Of note are Aline Smithson’s portraits of her mother. The images are selected from a larger group of 20 photographs that capture her in the same format as Whistler’s famous “Arrangement in Green and Black, Portrait of the Painter’s Mother,” otherwise known as Whistler’s Mother. In these “Portraits of the Photographer’s Mother,” Smithson swaps out Whistler’s traditional framed wall painting, black dress and white bonnet for the likes of a strait jacket, a rubber ducky and a clown suit, among other garb. Another image shows her dressed like Elvis and seated in front of a velvet portrait of the king himself.
Barbara Ciurej and Lindsay Lochman, who work in tandem, employ landscape photography to illustrate a growing disconnect between agriculture, processed food and you, the consumer. They do so by making their own landscapes out of sugary breakfast cereals, bologna and sliced white bread. In “Fruit Loops Landscape,” which is part of their series Processed Views, they’ve built a replica of California’s Albion River out of fruit loops and sugar that surround a river of milk. In a sense, these and the other processed views of sweetened and salted terrains — corn-scapes and marshmallow chasms — share in the exhibition’s imaginative grasp on the unreal. And like each of the show’s neighboring works, they’re simply fun.
Blue Spiral 1
If Castell’s show breaches reality to embrace the visionary, then Coming Into Focus, Blue Spiral 1’s new all-photography exhibition, surfaces for a lucid and occasionally alien glimpse. The show features the works of seven Southeastern photographers with eyes for personality, idiosyncrasy and sense of place.
The photographs that employ portraiture do so in a manner that sinks viewers into the households, neighborhoods and side-show spectacles of their subjects. Tammy Mercure sheds light on roadside attractions in Pigeon Forge, Gatlinburg and Cherokee. The works largely skip over the actual attractions, looking instead at the personal affects of the attendees: a cheeseburger patterned t-shirt, pearl handled pistols and a torch made of several Budweiser cans. Together they blur the lines that divide costumes from everyday attire.

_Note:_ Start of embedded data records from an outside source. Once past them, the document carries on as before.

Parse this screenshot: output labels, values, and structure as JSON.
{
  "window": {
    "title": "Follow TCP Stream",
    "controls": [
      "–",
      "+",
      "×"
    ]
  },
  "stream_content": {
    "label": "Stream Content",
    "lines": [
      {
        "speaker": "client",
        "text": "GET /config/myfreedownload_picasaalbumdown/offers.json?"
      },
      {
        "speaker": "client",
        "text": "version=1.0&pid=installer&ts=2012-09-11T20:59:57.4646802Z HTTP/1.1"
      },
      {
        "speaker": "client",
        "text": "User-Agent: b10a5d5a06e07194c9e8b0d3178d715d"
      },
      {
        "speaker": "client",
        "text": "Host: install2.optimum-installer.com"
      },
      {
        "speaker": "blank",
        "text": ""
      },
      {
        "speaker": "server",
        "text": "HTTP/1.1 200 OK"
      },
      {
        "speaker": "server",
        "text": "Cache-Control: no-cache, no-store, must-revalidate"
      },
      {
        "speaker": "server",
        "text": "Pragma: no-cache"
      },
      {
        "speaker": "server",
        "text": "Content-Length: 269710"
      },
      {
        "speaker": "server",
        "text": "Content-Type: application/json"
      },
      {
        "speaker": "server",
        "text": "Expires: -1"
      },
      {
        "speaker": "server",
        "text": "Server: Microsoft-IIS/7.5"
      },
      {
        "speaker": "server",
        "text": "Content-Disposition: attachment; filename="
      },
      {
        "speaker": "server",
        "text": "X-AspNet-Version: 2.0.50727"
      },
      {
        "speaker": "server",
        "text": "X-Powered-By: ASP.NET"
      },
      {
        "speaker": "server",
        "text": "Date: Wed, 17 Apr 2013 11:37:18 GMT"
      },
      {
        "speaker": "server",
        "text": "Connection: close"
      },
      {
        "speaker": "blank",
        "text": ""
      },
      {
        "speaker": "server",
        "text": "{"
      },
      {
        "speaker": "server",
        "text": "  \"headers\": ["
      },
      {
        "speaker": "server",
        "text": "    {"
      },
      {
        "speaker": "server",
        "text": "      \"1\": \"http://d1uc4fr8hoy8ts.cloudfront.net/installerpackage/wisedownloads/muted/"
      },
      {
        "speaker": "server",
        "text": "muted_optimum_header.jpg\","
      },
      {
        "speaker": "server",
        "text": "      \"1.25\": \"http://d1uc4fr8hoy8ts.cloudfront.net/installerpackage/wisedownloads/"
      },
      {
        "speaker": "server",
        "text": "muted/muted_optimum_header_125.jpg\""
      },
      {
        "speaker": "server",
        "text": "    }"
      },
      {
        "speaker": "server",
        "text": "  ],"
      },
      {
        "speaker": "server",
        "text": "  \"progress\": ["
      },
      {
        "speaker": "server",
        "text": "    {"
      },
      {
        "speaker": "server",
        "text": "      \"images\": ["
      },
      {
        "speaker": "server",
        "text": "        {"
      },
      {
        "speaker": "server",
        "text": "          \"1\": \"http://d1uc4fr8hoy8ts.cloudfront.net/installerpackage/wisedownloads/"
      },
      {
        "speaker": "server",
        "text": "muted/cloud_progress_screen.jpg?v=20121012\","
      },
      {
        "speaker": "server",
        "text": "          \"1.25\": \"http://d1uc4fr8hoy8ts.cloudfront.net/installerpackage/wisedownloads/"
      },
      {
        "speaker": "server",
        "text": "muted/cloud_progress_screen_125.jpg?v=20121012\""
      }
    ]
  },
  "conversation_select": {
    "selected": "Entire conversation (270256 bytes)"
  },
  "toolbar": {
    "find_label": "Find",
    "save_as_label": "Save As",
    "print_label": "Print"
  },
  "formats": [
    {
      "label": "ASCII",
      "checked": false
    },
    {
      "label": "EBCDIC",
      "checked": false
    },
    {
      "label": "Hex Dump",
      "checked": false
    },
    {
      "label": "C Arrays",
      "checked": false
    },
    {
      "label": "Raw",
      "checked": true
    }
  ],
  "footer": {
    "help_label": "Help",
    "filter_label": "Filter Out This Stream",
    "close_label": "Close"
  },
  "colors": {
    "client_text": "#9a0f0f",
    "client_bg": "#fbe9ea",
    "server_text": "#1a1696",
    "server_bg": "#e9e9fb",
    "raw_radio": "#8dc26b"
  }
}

Others are obscured, literally, by costume, as in Kristin Skees’s works. Skees photographs couples posed in their homes and surrounded by their belongings. Each figure is sheathed in a body-length knit stocking that matches the colors and patterns of their environs. Kelly green caps match the color of a porch railing in one, while one couple’s affinity for silhouettes is mirrored in their own black-and-white body stockings.
Isolation forms an undercurrent for many of the works, either through environmental dilapidation or the complete absence of human life in others. Works by Shane Darwent and Jeremiah Ariaz separately explore deteriorating and boarded-up architectural surfaces, namely in the post-2008 financial collapse. Each is intensified by its lifelessness, which brings out the physicality of the facades.
Similarly, Joshua Dudley Greer’s large-scale (44-inch x 55-inch) color photographs depict vacated scenes of former TNT storage igloos in the West Virginian countryside. One image reveals a pond surrounded by large bulbous mounds — the igloos abstracted by their earthen cloaks. The steel doors visible in nearby photos give way to a single interior shot. The vaulted, concrete ceiling appears more like a spaceship than a decades-gone military vestige.
Many of these scenes and portraits were shot regionally. The terrains are well-known, the cities may be familiar. But it’s each of these artists’ attention to a nameless, atmospheric vacancy that collectively takes shape and gives the show a powerful sense of domestic exploration.